Sarney made his remarks at the opening of the 13th Forum of Latin

American and Caribbean Environmental Ministers, where ministers

from 16 nations are working on a plan of action to take with them

to the U.N.-sponsored 2002 World Summit for Sustainable

Development. The summit, to be held in Johannesburg, South Africa,

is intended to take stock of the world's progress since the 1992

Earth Summit held in Rio de Janeiro.

 

Sarney said that since 1992, carbon gas emissions in the United

States have risen by 22 percent, and promises from industrialized

countries to devote 0.7 percent of their gross national products

to sustainable development have largely been forgotten.

 

"The indifference of the great majority of industrialized

countries regarding the promises made for the sustainability of

the planet has left the world community incredulous and

apprehensive, and we warn of imminent, lamentable failure of the

global partnership conceived at Rio 92," Sarney said.

 

He suggested that Latin America and the Caribbean, which are home

to about two-thirds of the world's remaining tropical forests and

about one-third of all renewable water sources, should be able to

leverage these assets in exchange for economic benefits.

 

Sarney estimates that Brazil will need some US$50 billion over the

next 10 years to protect the environment and foster sustainable

development.

 

One plan being developed was to create carbon sinks:

Industrialized nations could pay countries like Brazil to reforest

areas big enough to absorb carbon emissions that exceeded limits

set under the Kyoto accords on global warming.

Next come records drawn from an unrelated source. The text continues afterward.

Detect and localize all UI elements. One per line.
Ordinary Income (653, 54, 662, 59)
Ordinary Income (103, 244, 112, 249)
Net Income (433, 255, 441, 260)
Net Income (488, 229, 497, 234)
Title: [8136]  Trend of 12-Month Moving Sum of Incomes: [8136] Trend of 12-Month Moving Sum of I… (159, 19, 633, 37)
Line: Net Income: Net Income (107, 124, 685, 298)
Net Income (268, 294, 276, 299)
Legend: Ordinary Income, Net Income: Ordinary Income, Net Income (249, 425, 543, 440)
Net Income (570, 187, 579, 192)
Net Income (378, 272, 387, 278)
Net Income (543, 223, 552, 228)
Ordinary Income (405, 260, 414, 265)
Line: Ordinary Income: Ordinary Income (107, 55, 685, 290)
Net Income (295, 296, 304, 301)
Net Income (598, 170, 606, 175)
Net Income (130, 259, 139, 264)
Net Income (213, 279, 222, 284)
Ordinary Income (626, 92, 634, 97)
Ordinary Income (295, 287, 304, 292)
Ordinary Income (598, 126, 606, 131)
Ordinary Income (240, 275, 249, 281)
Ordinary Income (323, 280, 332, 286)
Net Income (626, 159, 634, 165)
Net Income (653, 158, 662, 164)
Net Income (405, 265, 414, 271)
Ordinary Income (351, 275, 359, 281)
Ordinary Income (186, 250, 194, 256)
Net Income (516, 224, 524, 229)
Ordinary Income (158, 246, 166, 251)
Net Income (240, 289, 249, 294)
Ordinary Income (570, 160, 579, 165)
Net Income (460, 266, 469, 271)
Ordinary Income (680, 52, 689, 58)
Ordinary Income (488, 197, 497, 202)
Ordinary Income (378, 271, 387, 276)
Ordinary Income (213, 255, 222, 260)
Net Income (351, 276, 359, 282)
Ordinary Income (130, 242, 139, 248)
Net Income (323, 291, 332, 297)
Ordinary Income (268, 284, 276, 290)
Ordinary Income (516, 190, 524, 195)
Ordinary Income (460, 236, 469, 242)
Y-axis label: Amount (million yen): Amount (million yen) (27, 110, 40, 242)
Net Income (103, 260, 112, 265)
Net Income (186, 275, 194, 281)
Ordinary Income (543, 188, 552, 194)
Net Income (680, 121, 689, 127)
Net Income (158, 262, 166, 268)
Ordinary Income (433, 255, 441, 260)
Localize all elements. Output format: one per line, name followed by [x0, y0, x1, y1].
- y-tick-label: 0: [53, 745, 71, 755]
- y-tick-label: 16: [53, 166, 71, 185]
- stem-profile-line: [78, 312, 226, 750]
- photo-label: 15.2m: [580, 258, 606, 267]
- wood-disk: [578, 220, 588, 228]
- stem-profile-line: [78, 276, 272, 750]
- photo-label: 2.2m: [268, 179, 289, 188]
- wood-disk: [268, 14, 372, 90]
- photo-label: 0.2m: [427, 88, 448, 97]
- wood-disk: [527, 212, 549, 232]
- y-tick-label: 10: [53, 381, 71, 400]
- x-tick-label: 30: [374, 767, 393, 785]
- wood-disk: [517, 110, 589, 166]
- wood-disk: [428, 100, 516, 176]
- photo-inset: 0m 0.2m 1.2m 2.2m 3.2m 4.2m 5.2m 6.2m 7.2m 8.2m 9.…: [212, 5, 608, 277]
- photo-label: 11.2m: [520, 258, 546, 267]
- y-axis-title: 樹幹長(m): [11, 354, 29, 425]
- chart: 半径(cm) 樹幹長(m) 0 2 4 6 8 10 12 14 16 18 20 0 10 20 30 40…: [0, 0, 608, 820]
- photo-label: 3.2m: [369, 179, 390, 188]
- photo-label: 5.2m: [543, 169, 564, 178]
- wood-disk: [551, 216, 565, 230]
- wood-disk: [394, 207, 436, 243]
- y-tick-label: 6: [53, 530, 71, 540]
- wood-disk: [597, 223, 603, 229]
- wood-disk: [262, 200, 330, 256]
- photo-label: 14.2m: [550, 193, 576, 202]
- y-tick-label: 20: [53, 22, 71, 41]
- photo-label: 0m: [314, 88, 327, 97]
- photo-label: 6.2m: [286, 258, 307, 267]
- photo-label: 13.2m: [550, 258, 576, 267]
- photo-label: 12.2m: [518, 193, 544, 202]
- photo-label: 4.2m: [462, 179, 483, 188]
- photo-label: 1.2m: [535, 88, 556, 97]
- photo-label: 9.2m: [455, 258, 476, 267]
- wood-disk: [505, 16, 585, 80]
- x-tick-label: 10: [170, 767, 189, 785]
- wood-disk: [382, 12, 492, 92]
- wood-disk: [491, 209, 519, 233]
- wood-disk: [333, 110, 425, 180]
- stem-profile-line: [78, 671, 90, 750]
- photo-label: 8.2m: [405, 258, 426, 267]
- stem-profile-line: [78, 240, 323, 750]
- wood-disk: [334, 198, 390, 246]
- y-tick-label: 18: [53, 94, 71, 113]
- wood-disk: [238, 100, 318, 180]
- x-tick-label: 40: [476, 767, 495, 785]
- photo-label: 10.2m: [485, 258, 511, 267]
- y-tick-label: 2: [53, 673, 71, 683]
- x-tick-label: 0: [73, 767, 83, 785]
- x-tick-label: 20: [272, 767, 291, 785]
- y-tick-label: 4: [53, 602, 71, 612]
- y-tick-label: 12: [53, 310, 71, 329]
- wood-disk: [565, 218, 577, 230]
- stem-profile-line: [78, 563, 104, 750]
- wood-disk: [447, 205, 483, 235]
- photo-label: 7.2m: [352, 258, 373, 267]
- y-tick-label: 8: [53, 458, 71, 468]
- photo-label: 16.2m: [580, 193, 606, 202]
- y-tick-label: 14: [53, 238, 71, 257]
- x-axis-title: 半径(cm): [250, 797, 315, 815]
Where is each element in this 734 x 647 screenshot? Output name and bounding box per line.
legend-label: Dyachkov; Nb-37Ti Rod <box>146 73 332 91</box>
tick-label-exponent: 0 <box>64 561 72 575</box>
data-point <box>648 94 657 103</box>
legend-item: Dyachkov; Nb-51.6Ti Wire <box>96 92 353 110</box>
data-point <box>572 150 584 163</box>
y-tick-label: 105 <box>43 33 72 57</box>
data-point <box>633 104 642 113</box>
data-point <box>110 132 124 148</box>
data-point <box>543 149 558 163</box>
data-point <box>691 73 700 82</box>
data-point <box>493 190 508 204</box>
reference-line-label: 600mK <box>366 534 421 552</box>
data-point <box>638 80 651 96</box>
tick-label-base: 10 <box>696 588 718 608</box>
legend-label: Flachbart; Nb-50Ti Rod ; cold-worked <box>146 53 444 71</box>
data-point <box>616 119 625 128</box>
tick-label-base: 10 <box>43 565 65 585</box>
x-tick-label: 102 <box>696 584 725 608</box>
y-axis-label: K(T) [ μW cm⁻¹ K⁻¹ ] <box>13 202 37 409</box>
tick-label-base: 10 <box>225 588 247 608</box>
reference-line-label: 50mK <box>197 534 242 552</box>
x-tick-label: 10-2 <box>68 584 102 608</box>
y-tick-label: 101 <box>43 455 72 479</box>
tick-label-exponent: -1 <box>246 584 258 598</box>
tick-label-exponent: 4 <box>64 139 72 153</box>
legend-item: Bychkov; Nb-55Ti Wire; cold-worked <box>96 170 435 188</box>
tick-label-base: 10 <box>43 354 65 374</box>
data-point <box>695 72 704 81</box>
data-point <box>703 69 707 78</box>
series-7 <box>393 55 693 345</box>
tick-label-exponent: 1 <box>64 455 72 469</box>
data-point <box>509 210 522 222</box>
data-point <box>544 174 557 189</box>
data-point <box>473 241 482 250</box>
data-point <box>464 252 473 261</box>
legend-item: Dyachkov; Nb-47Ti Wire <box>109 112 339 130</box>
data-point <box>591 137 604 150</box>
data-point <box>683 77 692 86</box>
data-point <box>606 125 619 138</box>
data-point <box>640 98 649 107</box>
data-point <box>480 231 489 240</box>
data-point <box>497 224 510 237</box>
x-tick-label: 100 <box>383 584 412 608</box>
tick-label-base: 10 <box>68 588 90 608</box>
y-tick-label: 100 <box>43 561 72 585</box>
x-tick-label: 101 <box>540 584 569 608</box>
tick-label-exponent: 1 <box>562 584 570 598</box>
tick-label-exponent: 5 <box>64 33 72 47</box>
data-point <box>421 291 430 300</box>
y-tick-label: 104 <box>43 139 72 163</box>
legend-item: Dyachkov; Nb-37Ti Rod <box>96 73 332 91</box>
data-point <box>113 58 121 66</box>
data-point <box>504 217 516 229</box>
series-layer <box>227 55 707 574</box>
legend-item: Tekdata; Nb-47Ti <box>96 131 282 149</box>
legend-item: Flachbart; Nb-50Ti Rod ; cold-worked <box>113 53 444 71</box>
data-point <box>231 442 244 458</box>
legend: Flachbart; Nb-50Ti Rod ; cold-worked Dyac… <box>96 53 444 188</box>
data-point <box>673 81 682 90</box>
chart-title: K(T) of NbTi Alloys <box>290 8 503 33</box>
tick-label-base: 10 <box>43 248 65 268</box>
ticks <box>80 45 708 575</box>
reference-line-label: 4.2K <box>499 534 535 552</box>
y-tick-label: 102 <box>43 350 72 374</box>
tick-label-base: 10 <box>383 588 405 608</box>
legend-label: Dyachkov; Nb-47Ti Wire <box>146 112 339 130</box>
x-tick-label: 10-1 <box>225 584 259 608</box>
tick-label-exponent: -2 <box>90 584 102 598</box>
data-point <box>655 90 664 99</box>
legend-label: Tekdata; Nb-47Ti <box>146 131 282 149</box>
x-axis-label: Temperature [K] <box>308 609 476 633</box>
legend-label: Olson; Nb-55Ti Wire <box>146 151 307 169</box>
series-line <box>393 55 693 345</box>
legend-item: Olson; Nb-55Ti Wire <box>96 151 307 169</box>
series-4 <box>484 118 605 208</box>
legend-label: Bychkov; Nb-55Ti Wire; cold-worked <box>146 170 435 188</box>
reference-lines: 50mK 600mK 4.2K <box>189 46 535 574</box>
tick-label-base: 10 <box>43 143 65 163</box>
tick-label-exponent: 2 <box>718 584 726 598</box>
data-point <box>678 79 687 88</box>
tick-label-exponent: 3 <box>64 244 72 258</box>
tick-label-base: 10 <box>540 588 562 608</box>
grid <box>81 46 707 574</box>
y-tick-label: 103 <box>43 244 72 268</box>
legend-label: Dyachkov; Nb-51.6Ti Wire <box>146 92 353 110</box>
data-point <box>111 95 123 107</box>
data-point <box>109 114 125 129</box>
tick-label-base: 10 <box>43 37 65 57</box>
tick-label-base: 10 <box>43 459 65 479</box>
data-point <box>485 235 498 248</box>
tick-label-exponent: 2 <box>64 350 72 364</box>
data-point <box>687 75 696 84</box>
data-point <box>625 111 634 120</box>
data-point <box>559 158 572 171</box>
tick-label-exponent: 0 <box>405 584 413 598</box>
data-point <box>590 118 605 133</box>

The plan suffered a

major setback earlier this year when U.S. President George W. Bush

said his country would not sign the accords because they would

harm the American economy.

 

But Klaus Toepfer, a former German environment minister who now

directs the U.N. Environment Program, said he felt the United

States might be persuaded to rethink its position. "The U.S. is a

member of the U.N. convention on climate, so they are a partner in

the battle to fight climate change. I sincerely hope going forward

we will have the U.S. as a collaborator," Toepfer said. "We know

that the U.S. is responsible for a huge part of the emissions."